OPEC expects U.S. oil production to drop by 100,000 barrels per day after explosive growth in 2014 and a slight increase this year (recent losses haven't completely wiped out the strong growth in the first six months of 2015). That's not a huge decline. Yet OPEC countries, especially Saudi Arabia, will expand their market share by more than that because demand is projected to increase by 1.25 million barrels per day. The forecast, backed up by the International Energy Agency in its October market report, is probably realistic: At current prices, demand is growing everywhere because cars, trucks and planes are cheaper to use. Even China, that cemetery of commodity demand forecasts, is getting hungrier for oil because of a growing domestic demand for cars and travel.

The Saudis — and whoever else manages to keep up production — will cover the increase, but the added volume will only approach 1.5 percent of global demand, so there's no reason to expect a big price rise, barring some unexpected supply shock. This means another harrowing year for everyone, but especially for the U.S. producers.

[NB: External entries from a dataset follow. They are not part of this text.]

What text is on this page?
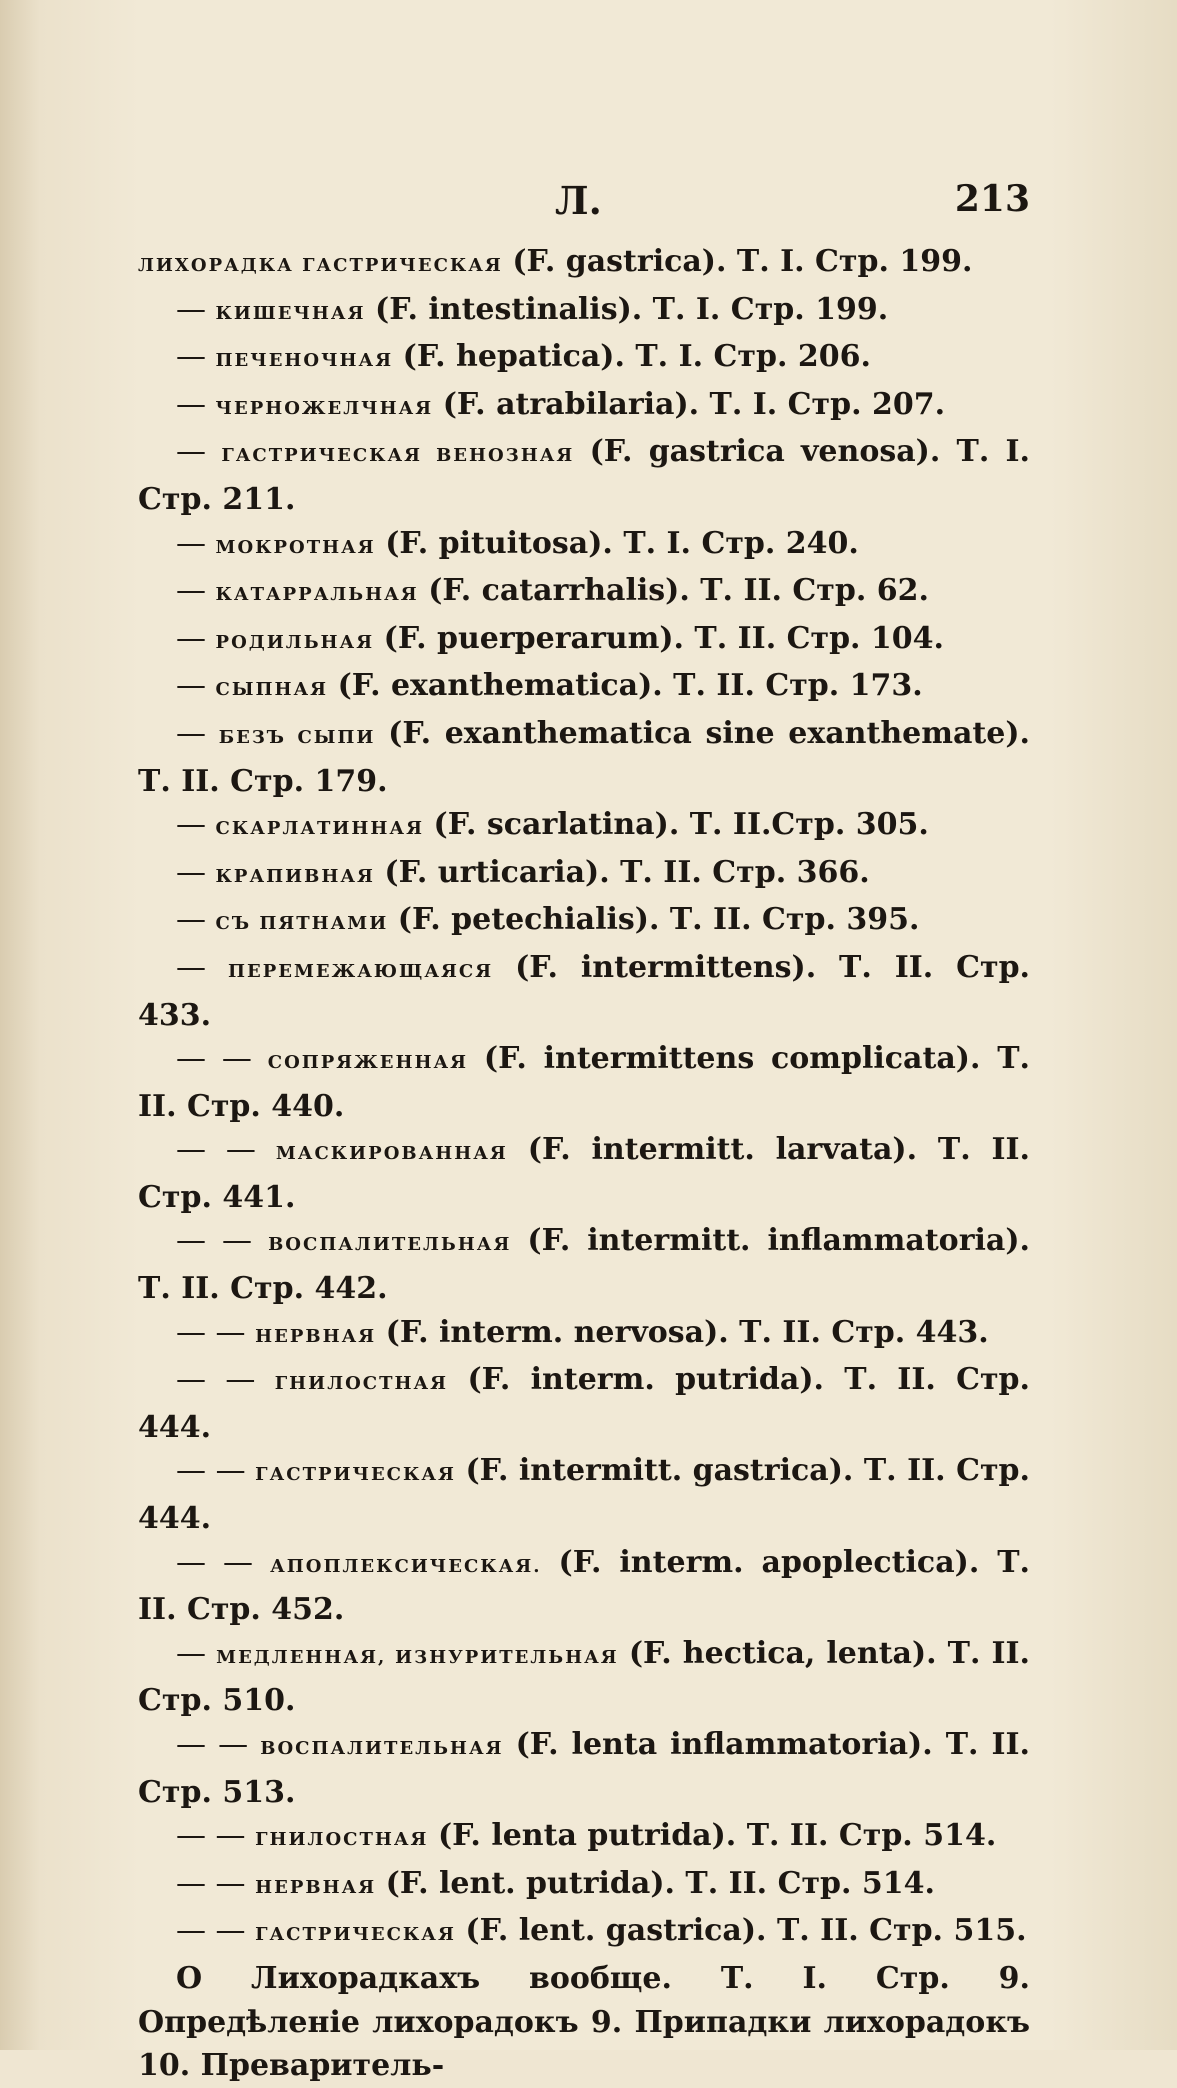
Л.	213
ЛИХОРАДКА ГАСТРИЧЕСКАЯ (F. gastrica). Т. I. Стр. 199.
— КИШЕЧНАЯ (F. intestinalis). Т. I. Стр. 199.
— ПЕЧЕНОЧНАЯ (F. hepatica). Т. I. Стр. 206.
— ЧЕРНОЖЕЛЧНАЯ (F. atrabilaria). Т. I. Стр. 207.
— ГАСТРИЧЕСКАЯ ВЕНОЗНАЯ (F. gastrica venosa). Т. I. Стр. 211.
— МОКРОТНАЯ (F. pituitosa). Т. I. Стр. 240.
— КАТАРРАЛЬНАЯ (F. catarrhalis). Т. II. Стр. 62.
— РОДИЛЬНАЯ (F. puerperarum). Т. II. Стр. 104.
— СЫПНАЯ (F. exanthematica). Т. II. Стр. 173.
— БЕЗЪ СЫПИ (F. exanthematica sine exanthemate). Т. II. Стр. 179.
— СКАРЛАТИННАЯ (F. scarlatina). Т. II.Стр. 305.
— КРАПИВНАЯ (F. urticaria). Т. II. Стр. 366.
— СЪ ПЯТНАМИ (F. petechialis). Т. II. Стр. 395.
— ПЕРЕМЕЖАЮЩАЯСЯ (F. intermittens). Т. II. Стр. 433.
— — СОПРЯЖЕННАЯ (F. intermittens complicata). Т. II. Стр. 440.
— — МАСКИРОВАННАЯ (F. intermitt. larvata). Т. II. Стр. 441.
— — ВОСПАЛИТЕЛЬНАЯ (F. intermitt. inflammatoria). Т. II. Стр. 442.
— — НЕРВНАЯ (F. interm. nervosa). Т. II. Стр. 443.
— — ГНИЛОСТНАЯ (F. interm. putrida). Т. II. Стр. 444.
— — ГАСТРИЧЕСКАЯ (F. intermitt. gastrica). Т. II. Стр. 444.
— — АПОПЛЕКСИЧЕСКАЯ. (F. interm. apoplectica). Т. II. Стр. 452.
— МЕДЛЕННАЯ, ИЗНУРИТЕЛЬНАЯ (F. hectica, lenta). Т. II. Стр. 510.
— — ВОСПАЛИТЕЛЬНАЯ (F. lenta inflammatoria). Т. II. Стр. 513.
— — ГНИЛОСТНАЯ (F. lenta putrida). Т. II. Стр. 514.
— — НЕРВНАЯ (F. lent. putrida). Т. II. Стр. 514.
— — ГАСТРИЧЕСКАЯ (F. lent. gastrica). Т. II. Стр. 515.
О Лихорадкахъ вообще. Т. I. Стр. 9. Опредѣленіе лихорадокъ 9. Припадки лихорадокъ 10. Преваритель-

This year, according to the Organization of Petroleum Exporting Countries, U.S. oil companies' spending on exploration and production dropped 35 percent, compared to 20 percent for the industry worldwide. Wood Mackenzie predicts that the effect of the shrinking investment will peak in March, 2017, with production from horizontal rigs — the most technologically advanced and efficient ones in use now — falling to 6.6 million barrels a day compared with 7.4 million barrels per day this year. By then, investors will have learned their lesson firmly. With the Saudis willing to hurt themselves for the sake of small increases in market share, shale is too risky a bet.

There is not much the U.S. government can do to help. Raising the export ban would probably increase domestic prices by a dollar or two per barrel. Yet the benefit to the industry would probably be insignificant, and a rate hike would immediately wipe it out. All the frackers can do is clench their teeth, hang on and trust that retreat won't lead to bankruptcy as a form of surrender.